The St. Louis team promises to have as lovely a time at home this season as it had last year, and the year before. This early in the spring have the knockers begun their work, and at their head is the man who lost his job with the club which brought him $600 a season. Everything pertaining to the club - everything with which Chris Von der Ahe's name is connected - is the subject of the hammers of these clever gentlemen who are so anxious to see base ball flourish in St. Louis. Even Tommy Dowd, who is working as best he can, and with no show of favoritism, is being belittled by these men, who realize that they can injure base ball in St. Louis and are doing it. This same clique will find unlimited joy if Loois Bierbauer, the ex-Pirate, who was to play second base for the Browns this season should really decide to retire from the game. Much was expected of Bierbauer, and Chris paid out 1500 cold, hard plunks for him. Should Bierbauer carry out his threat the Browns will be seriously crippled in the infield, and what a jollification the Browns' defamers will have over it. Too bad.

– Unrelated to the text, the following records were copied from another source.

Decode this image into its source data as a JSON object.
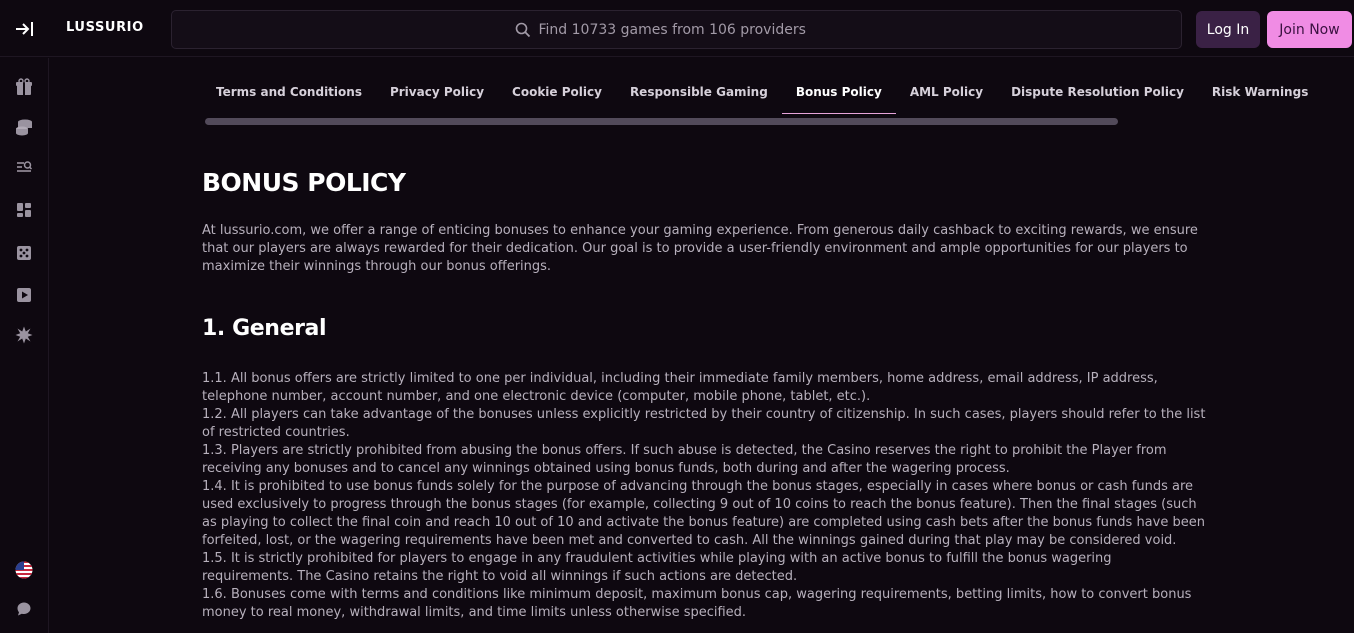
{
  "header": {
    "logo": "LUSSURIO",
    "search_placeholder": "Find 10733 games from 106 providers",
    "login_label": "Log In",
    "join_label": "Join Now"
  },
  "sidebar": {
    "icons": [
      "gift-icon",
      "coins-icon",
      "search-list-icon",
      "grid-icon",
      "dice-icon",
      "play-icon",
      "burst-icon",
      "us-flag-icon",
      "chat-icon"
    ]
  },
  "tabs": [
    {
      "label": "Terms and Conditions",
      "active": false
    },
    {
      "label": "Privacy Policy",
      "active": false
    },
    {
      "label": "Cookie Policy",
      "active": false
    },
    {
      "label": "Responsible Gaming",
      "active": false
    },
    {
      "label": "Bonus Policy",
      "active": true
    },
    {
      "label": "AML Policy",
      "active": false
    },
    {
      "label": "Dispute Resolution Policy",
      "active": false
    },
    {
      "label": "Risk Warnings",
      "active": false
    }
  ],
  "content": {
    "title": "BONUS POLICY",
    "intro": "At lussurio.com, we offer a range of enticing bonuses to enhance your gaming experience. From generous daily cashback to exciting rewards, we ensure that our players are always rewarded for their dedication. Our goal is to provide a user-friendly environment and ample opportunities for our players to maximize their winnings through our bonus offerings.",
    "section_title": "1. General",
    "clauses": [
      "1.1. All bonus offers are strictly limited to one per individual, including their immediate family members, home address, email address, IP address, telephone number, account number, and one electronic device (computer, mobile phone, tablet, etc.).",
      "1.2. All players can take advantage of the bonuses unless explicitly restricted by their country of citizenship. In such cases, players should refer to the list of restricted countries.",
      "1.3. Players are strictly prohibited from abusing the bonus offers. If such abuse is detected, the Casino reserves the right to prohibit the Player from receiving any bonuses and to cancel any winnings obtained using bonus funds, both during and after the wagering process.",
      "1.4. It is prohibited to use bonus funds solely for the purpose of advancing through the bonus stages, especially in cases where bonus or cash funds are used exclusively to progress through the bonus stages (for example, collecting 9 out of 10 coins to reach the bonus feature). Then the final stages (such as playing to collect the final coin and reach 10 out of 10 and activate the bonus feature) are completed using cash bets after the bonus funds have been forfeited, lost, or the wagering requirements have been met and converted to cash. All the winnings gained during that play may be considered void.",
      "1.5. It is strictly prohibited for players to engage in any fraudulent activities while playing with an active bonus to fulfill the bonus wagering requirements. The Casino retains the right to void all winnings if such actions are detected.",
      "1.6. Bonuses come with terms and conditions like minimum deposit, maximum bonus cap, wagering requirements, betting limits, how to convert bonus money to real money, withdrawal limits, and time limits unless otherwise specified."
    ]
  },
  "colors": {
    "background": "#0e0810",
    "join_button": "#f08ce4",
    "login_button": "#3a2145",
    "active_tab_underline": "#e6a3da"
  }
}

-Sporting Life, April 24, 1897
The franchise was in the midst of its worst four year stretch that it ever or would ever have. Over those four seasons, starting in 1895, the club would finish second to last, second to last, last, and last - never winning more than forty games in a season or having a winning percentage better than .308. Going back to 1892, the club never had a winning percentage higher than .432. It was a bad stretch of baseball and I don't think it's unreasonable that the local press was hammering away at the club or its leadership.

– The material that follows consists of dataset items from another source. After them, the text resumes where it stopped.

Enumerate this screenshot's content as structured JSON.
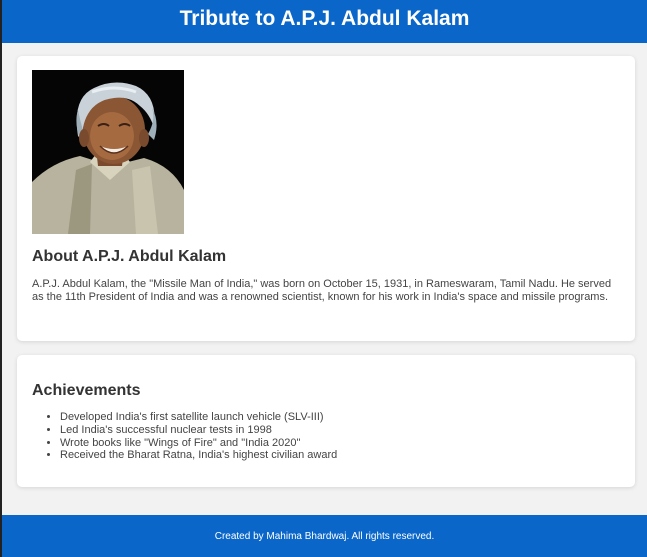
{
  "header": {
    "title": "Tribute to A.P.J. Abdul Kalam"
  },
  "about": {
    "portrait_alt": "portrait of A.P.J. Abdul Kalam",
    "title": "About A.P.J. Abdul Kalam",
    "text": "A.P.J. Abdul Kalam, the \"Missile Man of India,\" was born on October 15, 1931, in Rameswaram, Tamil Nadu. He served as the 11th President of India and was a renowned scientist, known for his work in India's space and missile programs."
  },
  "achievements": {
    "title": "Achievements",
    "items": [
      "Developed India's first satellite launch vehicle (SLV-III)",
      "Led India's successful nuclear tests in 1998",
      "Wrote books like \"Wings of Fire\" and \"India 2020\"",
      "Received the Bharat Ratna, India's highest civilian award"
    ]
  },
  "footer": {
    "text": "Created by Mahima Bhardwaj. All rights reserved."
  },
  "colors": {
    "brand": "#0a66c8",
    "background": "#f2f2f2",
    "card": "#ffffff"
  }
}
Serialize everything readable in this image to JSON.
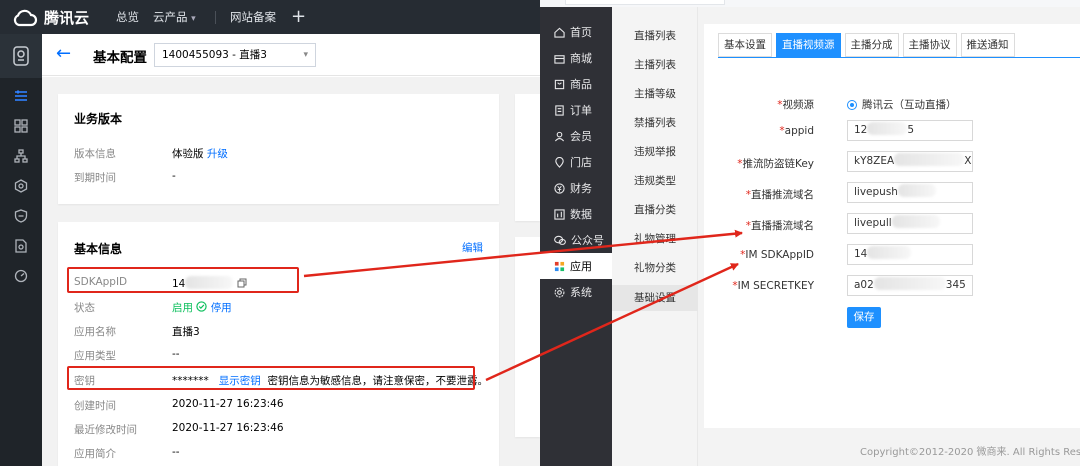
{
  "tc": {
    "brand": "腾讯云",
    "nav": [
      "总览",
      "云产品",
      "网站备案"
    ],
    "nav_caret": "▾",
    "plus": "+",
    "back": "←",
    "page_title": "基本配置",
    "app_select": "1400455093 - 直播3",
    "select_caret": "▾",
    "business": {
      "title": "业务版本",
      "version_label": "版本信息",
      "version_value": "体验版",
      "upgrade": "升级",
      "expire_label": "到期时间",
      "expire_value": "-"
    },
    "basic": {
      "title": "基本信息",
      "edit": "编辑",
      "sdkappid_label": "SDKAppID",
      "sdkappid_prefix": "14",
      "status_label": "状态",
      "status_value": "启用",
      "disable": "停用",
      "appname_label": "应用名称",
      "appname_value": "直播3",
      "apptype_label": "应用类型",
      "apptype_value": "--",
      "secret_label": "密钥",
      "secret_mask": "*******",
      "show_secret": "显示密钥",
      "secret_note": "密钥信息为敏感信息，请注意保密，不要泄露。",
      "created_label": "创建时间",
      "created_value": "2020-11-27 16:23:46",
      "modified_label": "最近修改时间",
      "modified_value": "2020-11-27 16:23:46",
      "intro_label": "应用简介",
      "intro_value": "--"
    }
  },
  "admin": {
    "menu": [
      "首页",
      "商城",
      "商品",
      "订单",
      "会员",
      "门店",
      "财务",
      "数据",
      "公众号",
      "应用",
      "系统"
    ],
    "submenu": [
      "直播列表",
      "主播列表",
      "主播等级",
      "禁播列表",
      "违规举报",
      "违规类型",
      "直播分类",
      "礼物管理",
      "礼物分类",
      "基础设置"
    ],
    "tabs": [
      "基本设置",
      "直播视频源",
      "主播分成",
      "主播协议",
      "推送通知"
    ],
    "form": {
      "source_label": "视频源",
      "source_option": "腾讯云（互动直播）",
      "appid_label": "appid",
      "appid_prefix": "12",
      "appid_suffix": "5",
      "key_label": "推流防盗链Key",
      "key_prefix": "kY8ZEA",
      "key_suffix": "X",
      "push_label": "直播推流域名",
      "push_value": "livepush",
      "pull_label": "直播播流域名",
      "pull_value": "livepull",
      "im_appid_label": "IM SDKAppID",
      "im_appid_prefix": "14",
      "im_secret_label": "IM SECRETKEY",
      "im_secret_prefix": "a02",
      "im_secret_suffix": "345",
      "required_mark": "*",
      "save": "保存"
    },
    "copyright": "Copyright©2012-2020 微商来. All Rights Reserved."
  },
  "colors": {
    "accent_blue": "#1e90ff",
    "tencent_blue": "#006eff",
    "highlight_red": "#e0261b",
    "status_green": "#0abf5b"
  }
}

There is no greater admirer of Von der Ahe than I and I do believe that a great deal of the criticism that he received was unfair. However, the fact is that he ran this club into the ground in the 1890s. They may have done okay financially but the results on the field were what they were. I make no excuses for his management of the club in the 1890s. They were a terrible club and he was the guy running the show. The buck stopped with him. So, as far as club management was concerned, Von der Ahe deserved to be the subject of the hammers.
And as far as Bierbauer is concerned, he should have retired.